Tulsi Gabbard, que Trump a annoncé comme directrice du renseignement national, est également connue pour avoir défendu les thèses de la Russie sur le dossier ukrainien et pour ses positions pro-régime sur le dossier syrien. Candidate à la présidence du Parti démocrate en 2020, représentante indépendante en 2022 et partisane de Trump en 2024, Tulsi Gabbard est connue pour son opposition aux politiques américaines de changement de régime. Gabbard, qui a fait des déclarations sévères contre la Türkiye lors des opérations militaires turques dans le nord de la Syrie en 2019, a servi comme soldat en Irak et au Koweït et critique sévèrement l'approche interventionniste des démocrates à l'étranger. La nomination par Trump d'une telle personne à un poste de contrôle des agences de renseignement signifie qu'il a nommé à la tête de la bureaucratie du renseignement une personne qui lui est loyale et dont les compétences peuvent être remises en question.
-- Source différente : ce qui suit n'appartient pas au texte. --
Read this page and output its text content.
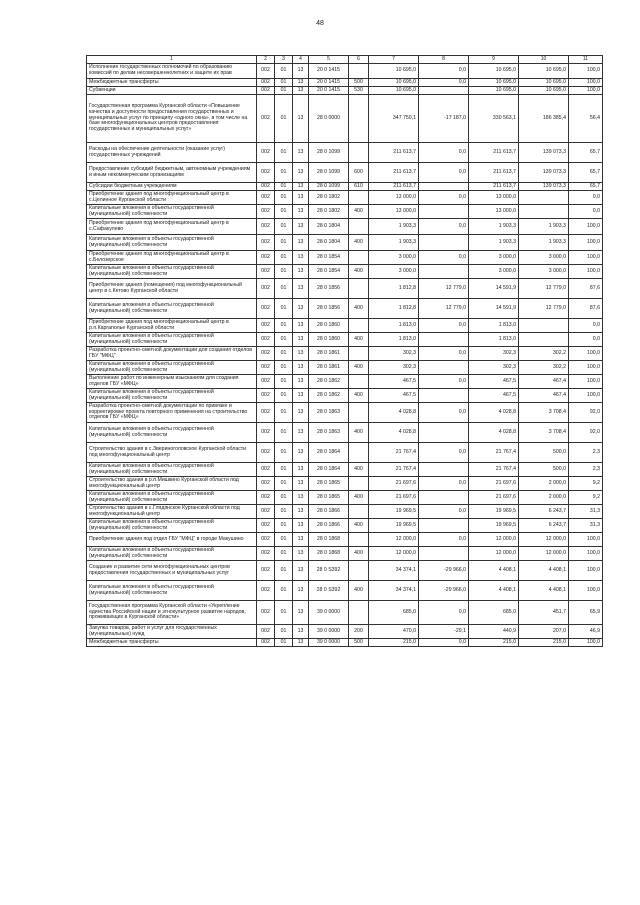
48
1	2	3	4	5	6	7	8	9	10	11
Исполнение государственных полномочий по образованию комиссий по делам несовершеннолетних и защите их прав	002	01	13	20 0 1415		10 695,0	0,0	10 695,0	10 695,0	100,0
Межбюджетные трансферты	002	01	13	20 0 1415	500	10 695,0	0,0	10 695,0	10 695,0	100,0
Субвенции	002	01	13	20 0 1415	530	10 695,0		10 695,0	10 695,0	100,0
Государственная программа Курганской области «Повышение качества и доступности предоставления государственных и муниципальных услуг по принципу «одного окна», в том числе на базе многофункциональных центров предоставления государственных и муниципальных услуг»	002	01	13	28 0 0000		347 750,1	-17 187,0	330 563,1	186 385,4	56,4
Расходы на обеспечение деятельности (оказание услуг) государственных учреждений	002	01	13	28 0 1099		211 613,7	0,0	211 613,7	139 073,3	65,7
Предоставление субсидий бюджетным, автономным учреждениям и иным некоммерческим организациям	002	01	13	28 0 1099	600	211 613,7	0,0	211 613,7	139 073,3	65,7
Субсидии бюджетным учреждениям	002	01	13	28 0 1099	610	211 613,7		211 613,7	139 073,3	65,7
Приобретение здания под многофункциональный центр в с.Целинное Курганской области	002	01	13	28 0 1802		13 000,0	0,0	13 000,0		0,0
Капитальные вложения в объекты государственной (муниципальной) собственности	002	01	13	28 0 1802	400	13 000,0		13 000,0		0,0
Приобретение здания под многофункциональный центр в с.Сафакулево	002	01	13	28 0 1804		1 903,3	0,0	1 903,3	1 903,3	100,0
Капитальные вложения в объекты государственной (муниципальной) собственности	002	01	13	28 0 1804	400	1 903,3		1 903,3	1 903,3	100,0
Приобретение здания под многофункциональный центр в с.Белозерское	002	01	13	28 0 1854		3 000,0	0,0	3 000,0	3 000,0	100,0
Капитальные вложения в объекты государственной (муниципальной) собственности	002	01	13	28 0 1854	400	3 000,0		3 000,0	3 000,0	100,0
Приобретение здания (помещения) под многофункциональный центр в с.Кетово Курганской области	002	01	13	28 0 1856		1 812,8	12 779,0	14 591,9	12 779,0	87,6
Капитальные вложения в объекты государственной (муниципальной) собственности	002	01	13	28 0 1856	400	1 812,8	12 779,0	14 591,9	12 779,0	87,6
Приобретение здания под многофункциональный центр в р.п.Каргаполье Курганской области	002	01	13	28 0 1860		1 813,0	0,0	1 813,0		0,0
Капитальные вложения в объекты государственной (муниципальной) собственности	002	01	13	28 0 1860	400	1 813,0		1 813,0		0,0
Разработка проектно-сметной документации для создания отделов ГБУ "МФЦ"	002	01	13	28 0 1861		302,3	0,0	302,3	302,2	100,0
Капитальные вложения в объекты государственной (муниципальной) собственности	002	01	13	28 0 1861	400	302,3		302,3	302,2	100,0
Выполнение работ по инженерным изысканиям для создания отделов ГБУ «МФЦ»	002	01	13	28 0 1862		467,5	0,0	467,5	467,4	100,0
Капитальные вложения в объекты государственной (муниципальной) собственности	002	01	13	28 0 1862	400	467,5		467,5	467,4	100,0
Разработка проектно-сметной документации по привязке и корректировке проекта повторного применения на строительство отделов ГБУ «МФЦ»	002	01	13	28 0 1863		4 028,8	0,0	4 028,8	3 708,4	92,0
Капитальные вложения в объекты государственной (муниципальной) собственности	002	01	13	28 0 1863	400	4 028,8		4 028,8	3 708,4	92,0
Строительство здания в с.Звериноголовское Курганской области под многофункциональный центр	002	01	13	28 0 1864		21 767,4	0,0	21 767,4	500,0	2,3
Капитальные вложения в объекты государственной (муниципальной) собственности	002	01	13	28 0 1864	400	21 767,4		21 767,4	500,0	2,3
Строительство здания в р.п.Мишкино Курганской области под многофункциональный центр	002	01	13	28 0 1865		21 697,6	0,0	21 697,6	2 000,0	9,2
Капитальные вложения в объекты государственной (муниципальной) собственности	002	01	13	28 0 1865	400	21 697,6		21 697,6	2 000,0	9,2
Строительство здания в с.Глядянское Курганской области под многофункциональный центр	002	01	13	28 0 1866		19 969,5	0,0	19 969,5	6 243,7	31,3
Капитальные вложения в объекты государственной (муниципальной) собственности	002	01	13	28 0 1866	400	19 969,5		19 969,5	6 243,7	31,3
Приобретение здания под отдел ГБУ "МФЦ" в городе Макушино	002	01	13	28 0 1868		12 000,0	0,0	12 000,0	12 000,0	100,0
Капитальные вложения в объекты государственной (муниципальной) собственности	002	01	13	28 0 1868	400	12 000,0		12 000,0	12 000,0	100,0
Создание и развитие сети многофункциональных центров предоставления государственных и муниципальных услуг	002	01	13	28 0 S392		34 374,1	-29 966,0	4 408,1	4 408,1	100,0
Капитальные вложения в объекты государственной (муниципальной) собственности	002	01	13	28 0 S392	400	34 374,1	-29 966,0	4 408,1	4 408,1	100,0
Государственная программа Курганской области «Укрепление единства Российской нации и этнокультурное развитие народов, проживающих в Курганской области»	002	01	13	39 0 0000		685,0	0,0	685,0	451,7	65,9
Закупка товаров, работ и услуг для государственных (муниципальных) нужд	002	01	13	39 0 0000	200	470,0	-29,1	440,9	207,0	46,9
Межбюджетные трансферты	002	01	13	39 0 0000	500	215,0	0,0	215,0	215,0	100,0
Au cours du premier mandat de Trump, les personnes relativement compétentes à qui il a confié ces organisations ont soit contourné les ordres du président, soit essayé de gérer le président. Trump, qui ne veut pas que cela se reproduise lors de son second mandat, est censé nommer des personnes compétentes pour faire ce qu'il veut, tandis que donner une chance à des noms incompétents montre qu'il a l'intention de se battre avec ces institutions. Trump s'est illustré par son incapacité à travailler avec les ministres qu'il avait nommés lors de son premier mandat, et la principale raison en est que Washington n'a pas accepté la volonté de Trump. Trump, qui préférait les noms ayant une expérience dans la capitale car il ne connaissait pas la bureaucratie, changeait fréquemment ses ministres lorsqu'il ne parvenait pas à leur faire faire ce qu'il voulait. Le fait que Trump ait mentionné, pour ces trois postes critiques, des personnes qui lui sont totalement fidèles, qui feront tout ce qu'il veut et qui ne craindront pas les conflits avec la bureaucratie juridique, de sécurité et de renseignement, peut être considéré comme un signe avant-coureur d'une période de turbulences.